大井B2から春に転入したゴールドプリンスはトレノ賞4着で、ここに来て力をつけた印象。
中央2勝クラスから転入して5連勝中のカレンリズ、1900メートルの二十四万石賞2着で1400メートルでも実績のあるグランデラムジーらも能力的に▲以下とは差がない。
◎5ダノングッド
○6ブラックランナー
▲1アメージングラン
△10ゴールドプリンス
△3カレンリズ
△4グランデラムジー
建依別賞の出走表はこちら
中央未勝利から転入して2連勝のネイチャーミヤビを狙ってみる。2戦目となった前走は押してハナに立つと、直線では楽に後続を突き放して9馬身差の圧勝。今回は1800メートルへの距離延長だが、中央ではダート1800メートル戦で勝ち馬と3/4馬身差2着があった。中央時より20キロほどの馬体増は、おそらくまだまだ余裕の仕上げと思われ、相手強化でも勝負になるとみる。

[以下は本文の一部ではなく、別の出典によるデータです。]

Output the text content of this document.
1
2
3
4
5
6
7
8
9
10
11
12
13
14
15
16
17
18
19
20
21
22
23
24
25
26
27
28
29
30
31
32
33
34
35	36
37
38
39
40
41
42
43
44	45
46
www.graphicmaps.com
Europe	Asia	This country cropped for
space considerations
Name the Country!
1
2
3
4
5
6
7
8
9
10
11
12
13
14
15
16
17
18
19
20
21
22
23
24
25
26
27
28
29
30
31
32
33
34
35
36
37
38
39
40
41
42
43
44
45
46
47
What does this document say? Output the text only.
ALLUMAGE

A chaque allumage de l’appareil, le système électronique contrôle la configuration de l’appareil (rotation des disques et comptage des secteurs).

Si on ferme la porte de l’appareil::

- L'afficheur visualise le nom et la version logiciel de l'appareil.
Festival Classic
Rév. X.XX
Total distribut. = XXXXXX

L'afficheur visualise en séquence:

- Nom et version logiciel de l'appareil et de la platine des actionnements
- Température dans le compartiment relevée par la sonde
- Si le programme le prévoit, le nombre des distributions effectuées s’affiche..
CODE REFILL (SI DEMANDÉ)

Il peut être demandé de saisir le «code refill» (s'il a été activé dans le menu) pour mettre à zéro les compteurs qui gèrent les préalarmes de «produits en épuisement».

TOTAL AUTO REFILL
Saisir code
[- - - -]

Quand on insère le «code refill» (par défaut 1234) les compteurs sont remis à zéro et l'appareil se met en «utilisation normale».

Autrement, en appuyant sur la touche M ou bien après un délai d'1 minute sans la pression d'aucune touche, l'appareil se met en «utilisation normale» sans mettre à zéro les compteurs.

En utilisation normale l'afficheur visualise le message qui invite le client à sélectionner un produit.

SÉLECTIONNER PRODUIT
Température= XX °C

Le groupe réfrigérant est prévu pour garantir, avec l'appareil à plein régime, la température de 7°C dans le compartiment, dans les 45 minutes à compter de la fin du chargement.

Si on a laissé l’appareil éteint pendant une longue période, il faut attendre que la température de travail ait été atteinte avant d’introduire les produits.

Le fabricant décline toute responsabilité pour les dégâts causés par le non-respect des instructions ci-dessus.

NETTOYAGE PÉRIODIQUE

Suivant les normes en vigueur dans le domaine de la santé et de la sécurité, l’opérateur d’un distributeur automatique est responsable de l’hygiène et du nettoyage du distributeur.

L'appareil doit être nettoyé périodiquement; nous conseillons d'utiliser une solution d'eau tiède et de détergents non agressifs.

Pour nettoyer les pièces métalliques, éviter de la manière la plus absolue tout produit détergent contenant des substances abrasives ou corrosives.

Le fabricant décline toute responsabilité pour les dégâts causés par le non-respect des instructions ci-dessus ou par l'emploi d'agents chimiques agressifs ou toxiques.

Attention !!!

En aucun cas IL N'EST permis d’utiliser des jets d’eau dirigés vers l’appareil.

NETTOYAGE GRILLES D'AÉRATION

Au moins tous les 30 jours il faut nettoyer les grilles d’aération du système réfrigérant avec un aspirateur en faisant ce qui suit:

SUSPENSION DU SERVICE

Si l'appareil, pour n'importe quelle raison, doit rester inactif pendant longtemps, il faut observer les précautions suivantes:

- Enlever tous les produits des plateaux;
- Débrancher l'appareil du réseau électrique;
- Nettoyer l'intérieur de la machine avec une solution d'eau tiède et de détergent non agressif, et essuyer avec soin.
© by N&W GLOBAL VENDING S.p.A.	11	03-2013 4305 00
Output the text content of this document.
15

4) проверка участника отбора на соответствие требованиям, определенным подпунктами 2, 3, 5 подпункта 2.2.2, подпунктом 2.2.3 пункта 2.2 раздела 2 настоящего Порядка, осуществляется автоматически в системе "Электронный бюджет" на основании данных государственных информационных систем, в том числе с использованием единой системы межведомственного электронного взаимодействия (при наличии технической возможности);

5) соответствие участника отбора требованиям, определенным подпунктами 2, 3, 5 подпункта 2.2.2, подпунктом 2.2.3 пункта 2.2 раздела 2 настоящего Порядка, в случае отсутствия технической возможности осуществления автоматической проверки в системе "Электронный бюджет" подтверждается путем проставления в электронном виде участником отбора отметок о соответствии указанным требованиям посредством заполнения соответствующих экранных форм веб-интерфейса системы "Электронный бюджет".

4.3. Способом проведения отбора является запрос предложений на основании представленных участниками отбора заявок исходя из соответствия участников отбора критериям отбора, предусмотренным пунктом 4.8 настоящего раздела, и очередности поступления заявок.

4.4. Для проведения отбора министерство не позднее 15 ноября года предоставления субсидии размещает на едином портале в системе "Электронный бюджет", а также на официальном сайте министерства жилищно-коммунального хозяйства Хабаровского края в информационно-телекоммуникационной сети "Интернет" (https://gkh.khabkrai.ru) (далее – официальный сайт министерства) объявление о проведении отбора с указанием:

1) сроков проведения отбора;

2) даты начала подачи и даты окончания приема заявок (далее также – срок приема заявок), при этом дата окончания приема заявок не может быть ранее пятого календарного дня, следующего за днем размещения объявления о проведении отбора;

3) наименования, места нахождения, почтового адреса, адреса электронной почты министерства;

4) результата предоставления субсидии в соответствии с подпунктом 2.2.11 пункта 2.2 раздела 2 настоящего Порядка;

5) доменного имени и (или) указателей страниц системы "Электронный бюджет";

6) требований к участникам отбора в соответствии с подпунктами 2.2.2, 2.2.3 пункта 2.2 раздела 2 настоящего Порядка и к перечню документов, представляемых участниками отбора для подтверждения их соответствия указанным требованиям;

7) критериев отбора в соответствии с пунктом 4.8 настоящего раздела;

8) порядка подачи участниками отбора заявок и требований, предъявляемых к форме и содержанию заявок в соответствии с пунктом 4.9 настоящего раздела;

サンエイブレーヴは、東北優駿3着のあと、ウイナーカップではカクテルライトの逃げ切りを許して2着に敗れたが、距離延長なら逆転可能。あとはそのウイナーカップ以来2カ月ぶりの実戦でどうか。
そのカクテルライトは2歳時に重賞2連勝のあと低迷が続いたが、ウイナーカップを逃げ切って復活をアピール。しかし今回と同じ1800メートルのひまわり賞では牝馬同士ながら逃げて差のある3着。圧勝したトーセンキャロルは南関東からの転入初戦で別格だったとはいえ、2着マルルットゥにも4馬身差をつけられた。あらためて距離への挑戦となりそう。
ヴラディアは、東北優駿ではサンエイブレーヴやコイビトサンタからさらに遅れての5着だったが、前走3歳B1戦で9馬身差圧勝。ここに来て力をつけた。
コイビトサンタも、ここ2戦、自己条件での2、3着の内容は悪くない。東北優駿4着で、1、2着馬が抜けた相手ならチャンスはありそう。
◎2ネイチャーミヤビ
○1サンエイブレーヴ
▲4カクテルライト
△3ヴラディア
△6コイビトサンタ
やまびこ賞の出走表はこちら
リュウノユキナの連覇に期待する。一昨年9月以降ダート短距離でほとんど連対を外さない好走を続け、JBCスプリントJpnI(金沢)は5着だったが、必ずしも得意とはいえないコーナー4つの1400m。カペラステークスGIII、前走北海道スプリントカップJpnIIIではダンシングプリンスに先着されているが、今回は別定重量でリュウノユキナのほうが1kg軽くなった。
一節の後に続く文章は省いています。